While the discounting will continue for some more months, e-tailers are thinking beyond discounts to acquire customers and build loyalty,” the report said. The combined losses faced by e-tailing companies as a result of their discounting strategies now stand at almost Rs. 1,000 crore, the report said without giving the time frame for these losses.
Out of a total of 1,005 respondents surveyed as part of the PwC study from India, almost half the respondents said they preffered to shop online due to better deals and discounts offered by these retailers.
“A majority of e-commerce players are start-ups and, therefore, are working towards rapidly scaling up their market share. They have been aggressively planning and implementing discounting strategies, which would make the customer sit up and take notice,” it said.

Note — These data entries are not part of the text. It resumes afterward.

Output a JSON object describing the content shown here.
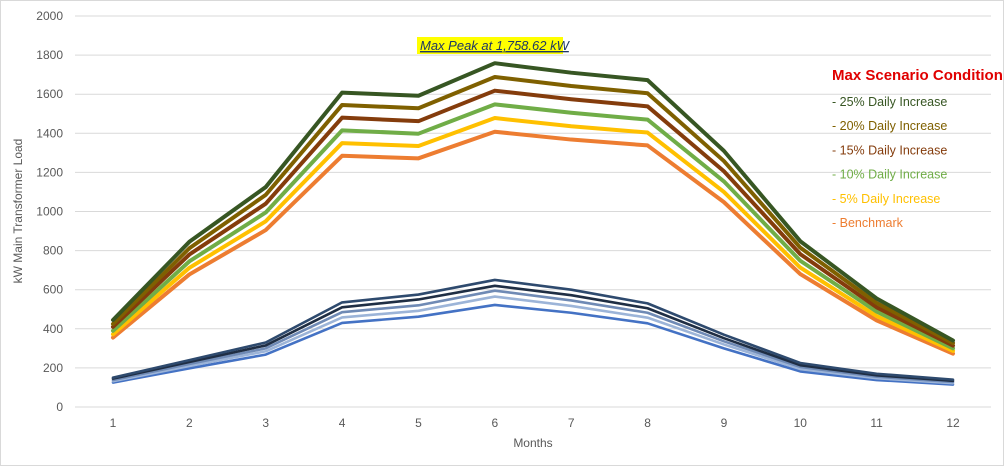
{
  "chart_data": {
    "type": "line",
    "xlabel": "Months",
    "ylabel": "kW Main Transformer Load",
    "x": [
      1,
      2,
      3,
      4,
      5,
      6,
      7,
      8,
      9,
      10,
      11,
      12
    ],
    "ylim": [
      0,
      2000
    ],
    "yticks": [
      0,
      200,
      400,
      600,
      800,
      1000,
      1200,
      1400,
      1600,
      1800,
      2000
    ],
    "ytick_labels": [
      "0",
      "200",
      "400",
      "600",
      "800",
      "1000",
      "1200",
      "1400",
      "1600",
      "1800",
      "2000"
    ],
    "xtick_labels": [
      "1",
      "2",
      "3",
      "4",
      "5",
      "6",
      "7",
      "8",
      "9",
      "10",
      "11",
      "12"
    ],
    "grid": "horizontal",
    "annotation": {
      "text": "Max Peak at 1,758.62 kW",
      "x": 6,
      "y": 1758.62,
      "highlight": "#ffff00"
    },
    "legend": {
      "title": "Max Scenario Condition",
      "title_color": "#e00000",
      "placement": "right"
    },
    "series": [
      {
        "name": "- 25% Daily Increase",
        "color": "#375623",
        "values": [
          445,
          845,
          1125,
          1608,
          1592,
          1758.62,
          1710,
          1672,
          1310,
          848,
          555,
          340
        ]
      },
      {
        "name": "- 20% Daily Increase",
        "color": "#7f6000",
        "values": [
          425,
          812,
          1085,
          1545,
          1528,
          1688,
          1642,
          1605,
          1258,
          815,
          532,
          327
        ]
      },
      {
        "name": "- 15% Daily Increase",
        "color": "#843c0c",
        "values": [
          410,
          780,
          1040,
          1480,
          1462,
          1618,
          1574,
          1538,
          1206,
          782,
          510,
          314
        ]
      },
      {
        "name": "- 10% Daily Increase",
        "color": "#70ad47",
        "values": [
          390,
          745,
          995,
          1415,
          1398,
          1548,
          1505,
          1470,
          1154,
          748,
          488,
          300
        ]
      },
      {
        "name": "- 5% Daily Increase",
        "color": "#ffc000",
        "values": [
          372,
          712,
          950,
          1350,
          1335,
          1478,
          1436,
          1404,
          1100,
          713,
          465,
          287
        ]
      },
      {
        "name": "- Benchmark",
        "color": "#ed7d31",
        "values": [
          355,
          678,
          905,
          1285,
          1272,
          1408,
          1368,
          1338,
          1048,
          680,
          443,
          273
        ]
      },
      {
        "color": "#2e4a6e",
        "values": [
          150,
          240,
          330,
          535,
          575,
          650,
          600,
          530,
          370,
          225,
          170,
          140
        ]
      },
      {
        "color": "#1f2e44",
        "values": [
          145,
          230,
          315,
          510,
          550,
          620,
          572,
          505,
          352,
          214,
          162,
          134
        ]
      },
      {
        "color": "#6f8ab5",
        "values": [
          138,
          220,
          300,
          485,
          520,
          595,
          545,
          482,
          336,
          205,
          155,
          128
        ]
      },
      {
        "color": "#9cb4d8",
        "values": [
          132,
          210,
          285,
          458,
          492,
          565,
          517,
          457,
          320,
          194,
          147,
          122
        ]
      },
      {
        "color": "#4472c4",
        "values": [
          125,
          198,
          268,
          430,
          462,
          522,
          482,
          428,
          300,
          182,
          138,
          115
        ]
      }
    ]
  }
}
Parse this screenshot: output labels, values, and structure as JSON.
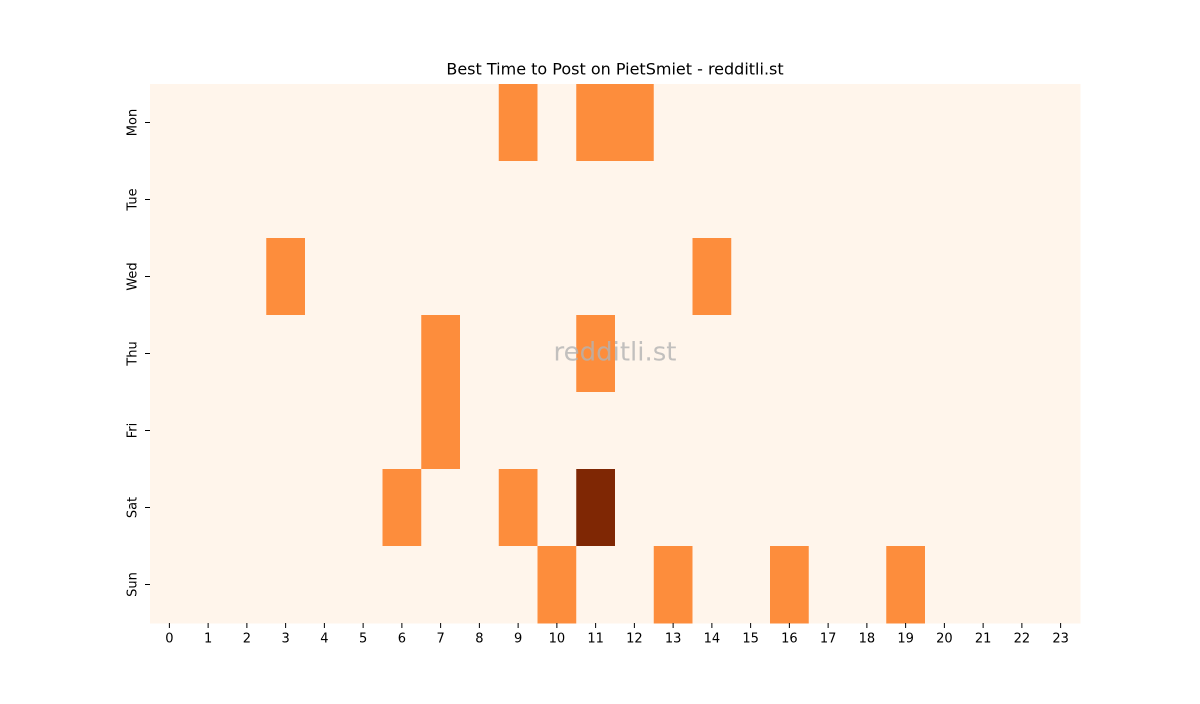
{
  "chart_data": {
    "type": "heatmap",
    "title": "Best Time to Post on PietSmiet - redditli.st",
    "watermark": "redditli.st",
    "xcategories": [
      0,
      1,
      2,
      3,
      4,
      5,
      6,
      7,
      8,
      9,
      10,
      11,
      12,
      13,
      14,
      15,
      16,
      17,
      18,
      19,
      20,
      21,
      22,
      23
    ],
    "ycategories": [
      "Mon",
      "Tue",
      "Wed",
      "Thu",
      "Fri",
      "Sat",
      "Sun"
    ],
    "values": [
      [
        0,
        0,
        0,
        0,
        0,
        0,
        0,
        0,
        0,
        1,
        0,
        1,
        1,
        0,
        0,
        0,
        0,
        0,
        0,
        0,
        0,
        0,
        0,
        0
      ],
      [
        0,
        0,
        0,
        0,
        0,
        0,
        0,
        0,
        0,
        0,
        0,
        0,
        0,
        0,
        0,
        0,
        0,
        0,
        0,
        0,
        0,
        0,
        0,
        0
      ],
      [
        0,
        0,
        0,
        1,
        0,
        0,
        0,
        0,
        0,
        0,
        0,
        0,
        0,
        0,
        1,
        0,
        0,
        0,
        0,
        0,
        0,
        0,
        0,
        0
      ],
      [
        0,
        0,
        0,
        0,
        0,
        0,
        0,
        1,
        0,
        0,
        0,
        1,
        0,
        0,
        0,
        0,
        0,
        0,
        0,
        0,
        0,
        0,
        0,
        0
      ],
      [
        0,
        0,
        0,
        0,
        0,
        0,
        0,
        1,
        0,
        0,
        0,
        0,
        0,
        0,
        0,
        0,
        0,
        0,
        0,
        0,
        0,
        0,
        0,
        0
      ],
      [
        0,
        0,
        0,
        0,
        0,
        0,
        1,
        0,
        0,
        1,
        0,
        2,
        0,
        0,
        0,
        0,
        0,
        0,
        0,
        0,
        0,
        0,
        0,
        0
      ],
      [
        0,
        0,
        0,
        0,
        0,
        0,
        0,
        0,
        0,
        0,
        1,
        0,
        0,
        1,
        0,
        0,
        1,
        0,
        0,
        1,
        0,
        0,
        0,
        0
      ]
    ],
    "clim": [
      0,
      2
    ],
    "colors": [
      "#fff5eb",
      "#fd8d3c",
      "#7f2704"
    ]
  }
}
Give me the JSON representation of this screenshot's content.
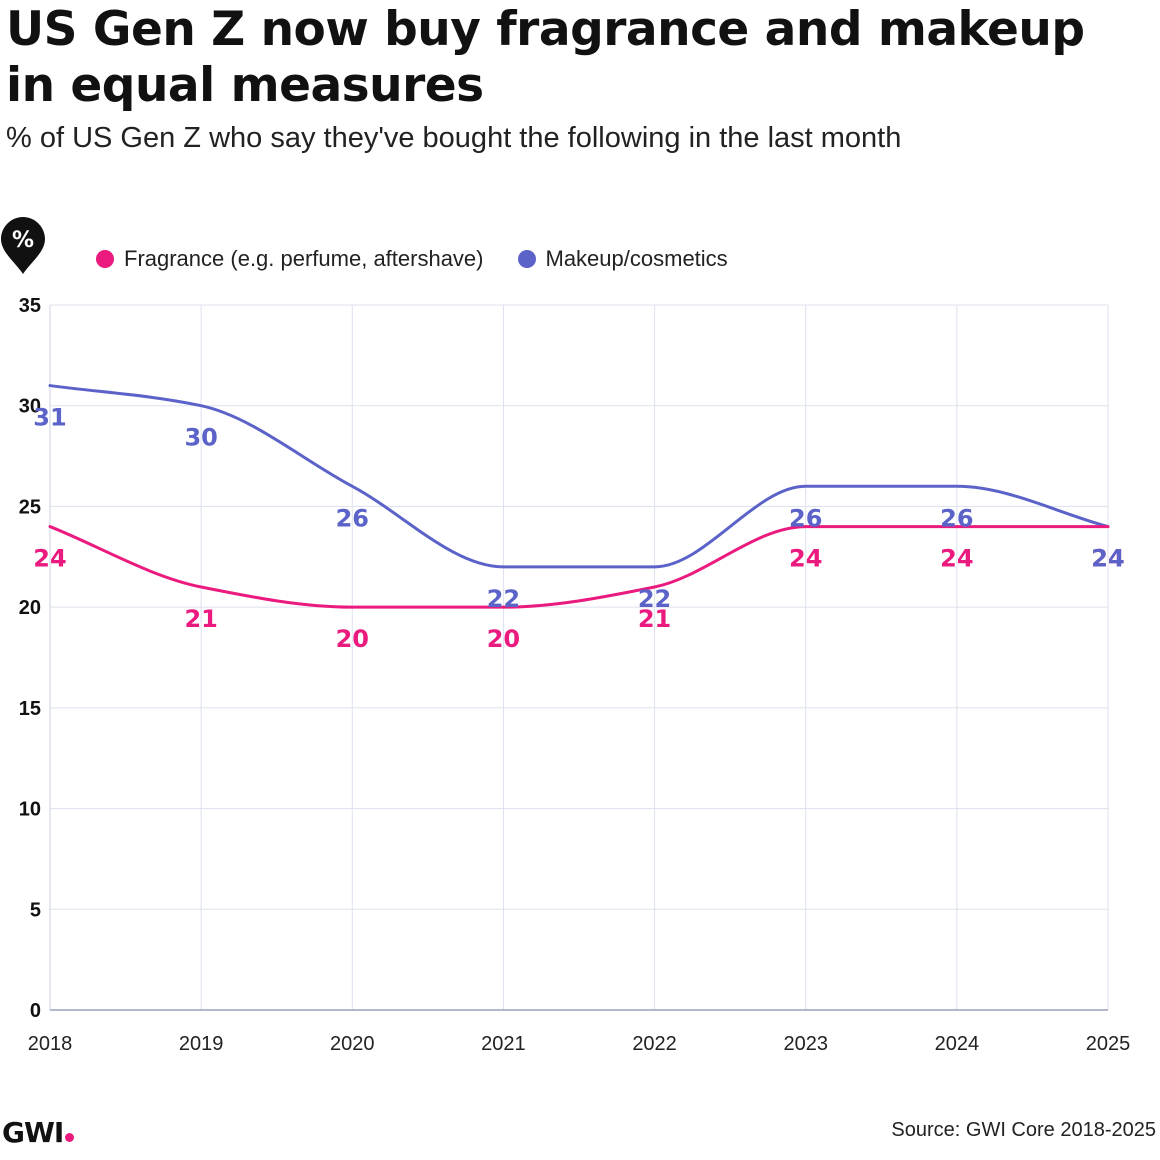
{
  "header": {
    "title": "US Gen Z now buy fragrance and makeup in equal measures",
    "subtitle": "% of US Gen Z who say they've bought the following in the last month",
    "badge": "%"
  },
  "colors": {
    "fragrance": "#ea1a7f",
    "makeup": "#5b63c9",
    "grid": "#dde1ee",
    "badge_bg": "#111111",
    "logo_dot": "#ea1a7f"
  },
  "chart_data": {
    "type": "line",
    "x": [
      "2018",
      "2019",
      "2020",
      "2021",
      "2022",
      "2023",
      "2024",
      "2025"
    ],
    "series": [
      {
        "name": "Fragrance (e.g. perfume, aftershave)",
        "values": [
          24,
          21,
          20,
          20,
          21,
          24,
          24,
          24
        ]
      },
      {
        "name": "Makeup/cosmetics",
        "values": [
          31,
          30,
          26,
          22,
          22,
          26,
          26,
          24
        ]
      }
    ],
    "ylim": [
      0,
      35
    ],
    "yticks": [
      0,
      5,
      10,
      15,
      20,
      25,
      30,
      35
    ],
    "grid": true,
    "legend_position": "top-left",
    "data_labels": true,
    "smooth": true
  },
  "footer": {
    "logo": "GWI",
    "source": "Source: GWI Core 2018-2025"
  }
}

Pointing out that price has emerged as the biggest differentiator driving consumers to shop online or in-store, it said the customer habits have changed, as they are used to discounts throughout the year. The PwC report said the ‘predatory’ pricing strategy of e-commerce companies isn’t helping their stand with the premium brands.
It found that with valuations of e-commerce companies skyrocketing, there is increasing pressure from investor firms to cut down on discounts and concentrate on making profits.